Mısır Sosyalist Partisi delegesi Hüsnü Arabi’nin Komintern’in dördüncü kongresinde doğu sorunu başlıklı oturumda yaptığı konuşma:


Yoldaşlarım benden şunları söylememi istediler: “Biz Mısırlı komünistler, kızıl bayrağın piramitler üzerinde dalgalanacağı günün uzak olmadığına inanıyoruz. Selam olsun Kremlin’in üzerinde dalgalanan kızıl bayrağa.”

Mısırlı işçilerin ve köylülerin selamlarını getirdim size. Şimdi de bu selamların ardından sizlere bazı kişisel yorumlarımı iletmek istiyorum.

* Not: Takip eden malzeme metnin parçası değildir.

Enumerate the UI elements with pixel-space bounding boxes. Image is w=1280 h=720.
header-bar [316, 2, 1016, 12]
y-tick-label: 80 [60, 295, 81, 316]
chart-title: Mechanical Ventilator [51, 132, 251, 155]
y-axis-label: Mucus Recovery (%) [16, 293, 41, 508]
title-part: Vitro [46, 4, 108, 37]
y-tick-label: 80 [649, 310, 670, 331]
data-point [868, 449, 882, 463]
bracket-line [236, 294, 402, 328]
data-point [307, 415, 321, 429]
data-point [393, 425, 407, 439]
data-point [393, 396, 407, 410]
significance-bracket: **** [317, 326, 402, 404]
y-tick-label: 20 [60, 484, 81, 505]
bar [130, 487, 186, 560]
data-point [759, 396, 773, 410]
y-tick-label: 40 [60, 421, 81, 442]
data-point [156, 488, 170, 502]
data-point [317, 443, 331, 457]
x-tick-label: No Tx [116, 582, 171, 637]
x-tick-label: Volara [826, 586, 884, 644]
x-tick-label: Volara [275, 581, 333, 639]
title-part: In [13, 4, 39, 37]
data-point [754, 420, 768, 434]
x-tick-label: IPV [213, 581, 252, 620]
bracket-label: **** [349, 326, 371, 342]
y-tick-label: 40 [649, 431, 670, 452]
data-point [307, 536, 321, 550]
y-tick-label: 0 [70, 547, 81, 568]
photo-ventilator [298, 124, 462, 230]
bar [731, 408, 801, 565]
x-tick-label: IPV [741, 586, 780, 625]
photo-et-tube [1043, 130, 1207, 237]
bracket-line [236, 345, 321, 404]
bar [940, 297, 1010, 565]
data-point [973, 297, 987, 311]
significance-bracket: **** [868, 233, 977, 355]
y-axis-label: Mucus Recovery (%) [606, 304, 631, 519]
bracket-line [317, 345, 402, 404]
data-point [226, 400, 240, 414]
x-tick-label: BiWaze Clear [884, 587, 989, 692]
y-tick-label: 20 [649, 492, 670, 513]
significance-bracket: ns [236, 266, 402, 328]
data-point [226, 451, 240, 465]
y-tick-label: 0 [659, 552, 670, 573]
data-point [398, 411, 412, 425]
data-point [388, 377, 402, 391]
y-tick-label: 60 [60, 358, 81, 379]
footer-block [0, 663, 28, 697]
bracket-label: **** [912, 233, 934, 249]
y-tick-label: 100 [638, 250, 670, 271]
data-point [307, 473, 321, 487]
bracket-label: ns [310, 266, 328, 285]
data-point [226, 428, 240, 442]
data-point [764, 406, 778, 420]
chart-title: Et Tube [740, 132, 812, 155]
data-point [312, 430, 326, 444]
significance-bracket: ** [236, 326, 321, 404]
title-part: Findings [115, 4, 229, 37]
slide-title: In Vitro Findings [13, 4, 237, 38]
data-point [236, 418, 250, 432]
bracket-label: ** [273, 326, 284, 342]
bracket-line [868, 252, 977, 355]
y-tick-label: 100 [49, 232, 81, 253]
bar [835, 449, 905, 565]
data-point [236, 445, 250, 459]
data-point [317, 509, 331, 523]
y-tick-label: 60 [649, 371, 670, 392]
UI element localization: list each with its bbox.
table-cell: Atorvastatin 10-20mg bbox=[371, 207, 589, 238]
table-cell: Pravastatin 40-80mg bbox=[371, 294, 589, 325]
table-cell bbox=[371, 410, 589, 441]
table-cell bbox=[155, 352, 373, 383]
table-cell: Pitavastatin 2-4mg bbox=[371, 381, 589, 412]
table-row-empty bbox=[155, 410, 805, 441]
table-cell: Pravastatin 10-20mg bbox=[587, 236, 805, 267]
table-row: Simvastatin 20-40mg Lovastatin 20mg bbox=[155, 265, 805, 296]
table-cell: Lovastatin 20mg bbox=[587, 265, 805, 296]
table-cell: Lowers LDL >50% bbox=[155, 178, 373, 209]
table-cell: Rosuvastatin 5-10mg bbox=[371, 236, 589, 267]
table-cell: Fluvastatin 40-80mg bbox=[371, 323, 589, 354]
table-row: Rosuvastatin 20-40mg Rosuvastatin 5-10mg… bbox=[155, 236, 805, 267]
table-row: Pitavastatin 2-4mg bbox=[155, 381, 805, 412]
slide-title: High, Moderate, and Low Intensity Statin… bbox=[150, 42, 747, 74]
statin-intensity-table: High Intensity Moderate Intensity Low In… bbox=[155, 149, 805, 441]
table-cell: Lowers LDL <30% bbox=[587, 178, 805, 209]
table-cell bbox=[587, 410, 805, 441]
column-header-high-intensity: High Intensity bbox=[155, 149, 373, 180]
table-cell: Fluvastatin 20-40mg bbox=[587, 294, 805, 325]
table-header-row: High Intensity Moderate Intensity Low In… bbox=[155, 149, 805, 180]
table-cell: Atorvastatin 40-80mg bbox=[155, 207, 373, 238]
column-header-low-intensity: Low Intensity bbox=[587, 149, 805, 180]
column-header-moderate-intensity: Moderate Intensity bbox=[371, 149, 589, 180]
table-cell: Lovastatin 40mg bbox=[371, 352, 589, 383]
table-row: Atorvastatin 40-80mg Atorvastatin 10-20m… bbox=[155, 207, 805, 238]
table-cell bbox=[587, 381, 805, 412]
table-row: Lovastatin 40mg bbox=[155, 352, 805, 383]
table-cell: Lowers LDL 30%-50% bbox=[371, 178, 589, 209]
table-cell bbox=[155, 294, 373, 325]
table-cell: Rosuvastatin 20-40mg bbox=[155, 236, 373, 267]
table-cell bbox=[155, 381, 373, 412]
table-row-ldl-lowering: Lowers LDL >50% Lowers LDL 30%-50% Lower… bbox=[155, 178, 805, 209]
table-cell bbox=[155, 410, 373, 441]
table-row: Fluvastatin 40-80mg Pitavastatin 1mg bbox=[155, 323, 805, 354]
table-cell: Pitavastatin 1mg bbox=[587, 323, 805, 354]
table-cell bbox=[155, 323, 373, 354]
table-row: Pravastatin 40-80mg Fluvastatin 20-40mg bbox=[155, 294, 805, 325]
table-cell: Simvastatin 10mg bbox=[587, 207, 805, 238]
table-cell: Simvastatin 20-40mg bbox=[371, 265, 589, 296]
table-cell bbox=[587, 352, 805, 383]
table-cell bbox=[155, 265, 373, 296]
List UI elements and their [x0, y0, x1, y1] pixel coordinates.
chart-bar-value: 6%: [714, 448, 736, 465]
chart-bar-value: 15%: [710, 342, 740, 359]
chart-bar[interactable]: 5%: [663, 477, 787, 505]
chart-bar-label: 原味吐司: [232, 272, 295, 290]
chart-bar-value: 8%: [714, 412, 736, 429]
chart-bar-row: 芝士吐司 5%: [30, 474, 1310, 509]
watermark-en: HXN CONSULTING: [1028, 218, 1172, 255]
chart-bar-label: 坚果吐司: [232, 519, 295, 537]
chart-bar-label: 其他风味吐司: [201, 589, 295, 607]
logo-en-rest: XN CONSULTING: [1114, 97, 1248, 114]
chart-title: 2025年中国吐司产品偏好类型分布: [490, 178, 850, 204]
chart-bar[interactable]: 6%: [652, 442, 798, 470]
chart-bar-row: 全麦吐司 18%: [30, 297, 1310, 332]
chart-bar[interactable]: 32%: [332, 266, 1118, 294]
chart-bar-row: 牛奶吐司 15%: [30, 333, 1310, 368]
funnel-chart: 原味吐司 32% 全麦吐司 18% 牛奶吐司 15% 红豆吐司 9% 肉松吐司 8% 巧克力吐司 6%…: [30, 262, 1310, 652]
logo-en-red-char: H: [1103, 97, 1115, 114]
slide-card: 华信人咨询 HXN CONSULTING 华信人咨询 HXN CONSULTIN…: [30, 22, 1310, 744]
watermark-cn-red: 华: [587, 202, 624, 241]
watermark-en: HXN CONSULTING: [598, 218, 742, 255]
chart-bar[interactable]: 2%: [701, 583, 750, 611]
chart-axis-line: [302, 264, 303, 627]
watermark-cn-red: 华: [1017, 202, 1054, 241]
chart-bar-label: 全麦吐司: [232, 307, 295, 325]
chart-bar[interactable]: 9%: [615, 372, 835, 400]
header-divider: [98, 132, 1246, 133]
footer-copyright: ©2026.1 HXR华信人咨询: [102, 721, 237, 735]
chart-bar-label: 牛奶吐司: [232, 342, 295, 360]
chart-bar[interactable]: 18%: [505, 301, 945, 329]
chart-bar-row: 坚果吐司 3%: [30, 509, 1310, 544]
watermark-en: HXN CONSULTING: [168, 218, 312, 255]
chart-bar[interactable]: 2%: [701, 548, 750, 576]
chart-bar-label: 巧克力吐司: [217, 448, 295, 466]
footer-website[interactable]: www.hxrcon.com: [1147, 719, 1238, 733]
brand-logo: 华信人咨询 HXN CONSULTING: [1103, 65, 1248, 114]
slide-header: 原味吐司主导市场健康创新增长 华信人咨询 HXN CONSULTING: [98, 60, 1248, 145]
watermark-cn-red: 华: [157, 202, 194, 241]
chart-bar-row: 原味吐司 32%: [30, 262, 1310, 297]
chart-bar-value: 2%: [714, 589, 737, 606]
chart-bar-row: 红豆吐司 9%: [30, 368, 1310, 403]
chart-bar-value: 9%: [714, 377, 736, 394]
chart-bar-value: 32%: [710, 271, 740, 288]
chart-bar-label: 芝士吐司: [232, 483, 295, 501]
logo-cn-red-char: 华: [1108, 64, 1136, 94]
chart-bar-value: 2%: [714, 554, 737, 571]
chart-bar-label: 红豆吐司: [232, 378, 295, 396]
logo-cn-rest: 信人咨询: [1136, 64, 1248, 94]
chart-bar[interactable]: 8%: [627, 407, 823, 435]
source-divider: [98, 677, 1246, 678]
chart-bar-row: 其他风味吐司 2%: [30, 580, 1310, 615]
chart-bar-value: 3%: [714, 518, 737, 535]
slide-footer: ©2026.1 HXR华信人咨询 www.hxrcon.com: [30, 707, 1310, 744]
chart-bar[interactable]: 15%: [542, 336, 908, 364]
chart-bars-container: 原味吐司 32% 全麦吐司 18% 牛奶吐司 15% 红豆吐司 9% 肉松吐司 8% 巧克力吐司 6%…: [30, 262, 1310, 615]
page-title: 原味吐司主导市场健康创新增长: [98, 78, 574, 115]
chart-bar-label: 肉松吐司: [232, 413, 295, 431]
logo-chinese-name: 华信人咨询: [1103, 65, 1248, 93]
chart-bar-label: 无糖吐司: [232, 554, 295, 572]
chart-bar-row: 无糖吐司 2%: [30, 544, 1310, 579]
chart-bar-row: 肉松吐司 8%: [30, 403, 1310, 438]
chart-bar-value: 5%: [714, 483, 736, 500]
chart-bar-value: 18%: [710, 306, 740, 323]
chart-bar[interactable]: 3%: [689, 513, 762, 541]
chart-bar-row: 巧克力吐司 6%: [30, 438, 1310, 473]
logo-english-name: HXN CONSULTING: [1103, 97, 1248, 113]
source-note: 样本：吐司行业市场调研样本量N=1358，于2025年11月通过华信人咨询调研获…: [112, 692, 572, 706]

Mısırlı işçiler, kapitülasyonların yükü altında eziliyor, İngiliz emperyalizminin, yabancı kapitalistlerin ve kendi burjuvazisinin boyunduruğu altında çile çekiyor. Mısır toprağındaki verimlilik, İngiliz emperyalizminin Uzakdoğu’ya doğru genişleme süreci için gerekli köprü olarak sahip olduğu coğrafi konumu, Afrika’yı Mısır üzerinden Anadolu’ya bağlayan Filistin demiryolunun inşası, Kahire’den Güney Afrika’ya doğru uzanacak demiryolu hattının inşa edilmesi ihtimali, tüm bunlar, emperyalist sömürücülere umut aşılıyor, öte yandan, Mısırlı işçilerin çilesini artırıyor.

Bugün Mısır, sosyalist fikirler için olgunlaşmış durumdadır. Mısır Sosyalist Partisi’ndeki büyüme bunun kanıtıdır. Ağustos ayında kurulan parti, kısa sürede bin kadar üyeye kavuştu. Mısır, sosyalist fikirler için olgunlaştığından, komünist propagandanın işleyeceği, ülkenin komünizme doğru evrileceği yola döşenecek her türden engele mani olmak için elimizden geleni yapıyoruz.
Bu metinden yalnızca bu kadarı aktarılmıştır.